Sébastien Truchi en combat de judo

Sport · Judo

Mon histoire
avec le judo.

Avant le triathlon, avant les défis très longs, il y a eu le tatami : un endroit simple, exigeant, où l’on apprend très tôt à tomber, se relever, recommencer.

J’ai commencé le judo à cinq ans au Judo Club de Grasse, avec Yves Frangioni. C’est là que j’ai appris mes premiers réflexes de sportif : la discipline, la répétition, le respect de l’adversaire et cette idée très concrète que rien ne se construit sans engagement.

5 ans

Premiers pas sur les tatamis du Judo Club de Grasse.

17 ans

Obtention de la ceinture noire 1er dan, étape forte de mon premier parcours sportif.

2012

Reprise plus sérieuse de la pratique, avec l’objectif du deuxième dan.

Une école de rigueur.

Le judo a été mon premier vrai cadre sportif.
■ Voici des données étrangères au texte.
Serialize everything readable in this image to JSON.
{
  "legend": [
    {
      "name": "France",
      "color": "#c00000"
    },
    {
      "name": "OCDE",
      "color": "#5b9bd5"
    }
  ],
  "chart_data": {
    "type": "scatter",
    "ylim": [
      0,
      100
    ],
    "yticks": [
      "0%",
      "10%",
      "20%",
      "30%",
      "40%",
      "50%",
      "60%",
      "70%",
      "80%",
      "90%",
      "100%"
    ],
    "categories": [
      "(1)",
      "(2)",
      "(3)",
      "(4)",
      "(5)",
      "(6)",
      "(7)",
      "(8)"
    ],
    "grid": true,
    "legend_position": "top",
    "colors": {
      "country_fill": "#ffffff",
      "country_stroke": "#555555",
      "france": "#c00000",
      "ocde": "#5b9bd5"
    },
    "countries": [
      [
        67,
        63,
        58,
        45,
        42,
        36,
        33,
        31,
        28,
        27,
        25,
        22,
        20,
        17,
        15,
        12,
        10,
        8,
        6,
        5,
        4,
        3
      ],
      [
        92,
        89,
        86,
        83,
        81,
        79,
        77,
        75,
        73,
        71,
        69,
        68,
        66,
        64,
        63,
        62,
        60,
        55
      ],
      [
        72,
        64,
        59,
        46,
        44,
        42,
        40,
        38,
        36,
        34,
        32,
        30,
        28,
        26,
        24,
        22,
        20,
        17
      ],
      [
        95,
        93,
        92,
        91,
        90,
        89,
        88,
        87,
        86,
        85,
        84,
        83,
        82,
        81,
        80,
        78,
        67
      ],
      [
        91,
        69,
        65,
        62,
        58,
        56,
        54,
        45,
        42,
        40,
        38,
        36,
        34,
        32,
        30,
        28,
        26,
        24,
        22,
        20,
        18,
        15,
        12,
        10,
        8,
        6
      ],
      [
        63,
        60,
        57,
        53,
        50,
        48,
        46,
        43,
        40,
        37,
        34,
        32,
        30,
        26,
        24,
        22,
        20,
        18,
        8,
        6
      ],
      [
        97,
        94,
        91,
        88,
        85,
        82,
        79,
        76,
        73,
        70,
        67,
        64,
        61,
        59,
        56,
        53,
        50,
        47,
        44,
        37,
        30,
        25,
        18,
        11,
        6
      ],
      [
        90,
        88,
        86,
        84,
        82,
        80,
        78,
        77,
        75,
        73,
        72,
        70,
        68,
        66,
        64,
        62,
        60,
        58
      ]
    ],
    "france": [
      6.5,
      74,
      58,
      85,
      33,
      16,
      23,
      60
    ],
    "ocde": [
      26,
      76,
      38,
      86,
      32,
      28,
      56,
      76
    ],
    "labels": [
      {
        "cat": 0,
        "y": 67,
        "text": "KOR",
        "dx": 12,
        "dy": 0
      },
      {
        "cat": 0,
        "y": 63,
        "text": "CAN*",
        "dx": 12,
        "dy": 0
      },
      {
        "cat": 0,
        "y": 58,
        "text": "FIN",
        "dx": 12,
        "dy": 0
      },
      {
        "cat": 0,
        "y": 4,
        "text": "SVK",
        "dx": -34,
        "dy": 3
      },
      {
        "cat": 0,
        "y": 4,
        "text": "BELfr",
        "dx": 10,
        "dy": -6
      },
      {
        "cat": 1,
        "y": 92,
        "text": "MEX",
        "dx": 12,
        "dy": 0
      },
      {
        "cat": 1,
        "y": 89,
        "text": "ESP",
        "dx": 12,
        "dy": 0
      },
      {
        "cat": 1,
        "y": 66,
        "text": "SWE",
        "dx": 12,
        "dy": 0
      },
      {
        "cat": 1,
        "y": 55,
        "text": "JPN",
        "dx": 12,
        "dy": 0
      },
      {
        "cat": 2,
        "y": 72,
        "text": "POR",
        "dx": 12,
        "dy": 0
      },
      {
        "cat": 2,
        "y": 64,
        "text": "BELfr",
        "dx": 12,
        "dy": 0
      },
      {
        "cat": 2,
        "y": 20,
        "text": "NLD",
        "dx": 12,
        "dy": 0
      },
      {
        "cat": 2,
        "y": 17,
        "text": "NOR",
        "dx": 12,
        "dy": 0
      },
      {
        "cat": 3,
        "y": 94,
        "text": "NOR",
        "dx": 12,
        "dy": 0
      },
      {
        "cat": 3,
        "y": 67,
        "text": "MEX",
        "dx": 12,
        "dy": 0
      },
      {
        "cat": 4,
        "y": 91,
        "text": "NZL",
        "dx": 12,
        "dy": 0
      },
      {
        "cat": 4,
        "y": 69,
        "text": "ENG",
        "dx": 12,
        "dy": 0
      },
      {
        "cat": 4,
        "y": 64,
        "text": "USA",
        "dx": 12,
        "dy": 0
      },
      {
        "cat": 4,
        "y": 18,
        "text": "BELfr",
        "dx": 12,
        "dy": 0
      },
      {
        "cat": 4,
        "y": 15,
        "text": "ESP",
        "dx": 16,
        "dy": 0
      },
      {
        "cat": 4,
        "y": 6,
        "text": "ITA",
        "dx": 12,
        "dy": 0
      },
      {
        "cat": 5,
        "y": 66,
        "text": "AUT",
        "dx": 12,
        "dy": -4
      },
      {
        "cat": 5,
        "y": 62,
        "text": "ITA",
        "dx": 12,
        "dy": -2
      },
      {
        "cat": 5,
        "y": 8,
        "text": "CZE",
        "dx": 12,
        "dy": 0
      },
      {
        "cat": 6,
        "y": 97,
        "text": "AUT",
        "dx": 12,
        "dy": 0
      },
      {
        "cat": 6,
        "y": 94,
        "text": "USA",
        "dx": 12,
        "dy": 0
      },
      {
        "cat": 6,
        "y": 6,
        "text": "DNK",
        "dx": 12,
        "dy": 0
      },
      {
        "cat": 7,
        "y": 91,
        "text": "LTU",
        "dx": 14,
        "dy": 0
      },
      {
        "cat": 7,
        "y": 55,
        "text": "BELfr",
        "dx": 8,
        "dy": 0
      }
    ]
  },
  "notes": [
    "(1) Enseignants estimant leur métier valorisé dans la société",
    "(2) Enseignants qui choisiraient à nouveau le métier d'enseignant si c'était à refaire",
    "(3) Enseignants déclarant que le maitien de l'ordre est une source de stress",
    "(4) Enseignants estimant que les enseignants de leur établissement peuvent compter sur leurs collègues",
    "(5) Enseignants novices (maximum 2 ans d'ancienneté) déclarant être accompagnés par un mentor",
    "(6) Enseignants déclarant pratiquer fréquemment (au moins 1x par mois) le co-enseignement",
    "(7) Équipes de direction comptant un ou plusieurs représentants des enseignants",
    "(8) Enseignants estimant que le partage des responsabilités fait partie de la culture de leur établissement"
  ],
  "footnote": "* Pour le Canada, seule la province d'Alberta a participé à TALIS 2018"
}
À cet âge-là, on ne met pas encore des mots très élaborés sur ce que l’on apprend, mais le corps comprend vite : arriver à l’heure, répéter, accepter la correction, respecter le partenaire, ne pas confondre intensité et brutalité.

J’y ai trouvé une forme d’équilibre. Le combat oblige à être présent, lucide, engagé. On peut avoir de la force, mais elle ne suffit jamais seule. Il faut sentir le mouvement, utiliser l’énergie disponible, accepter parfois de céder pour mieux repartir.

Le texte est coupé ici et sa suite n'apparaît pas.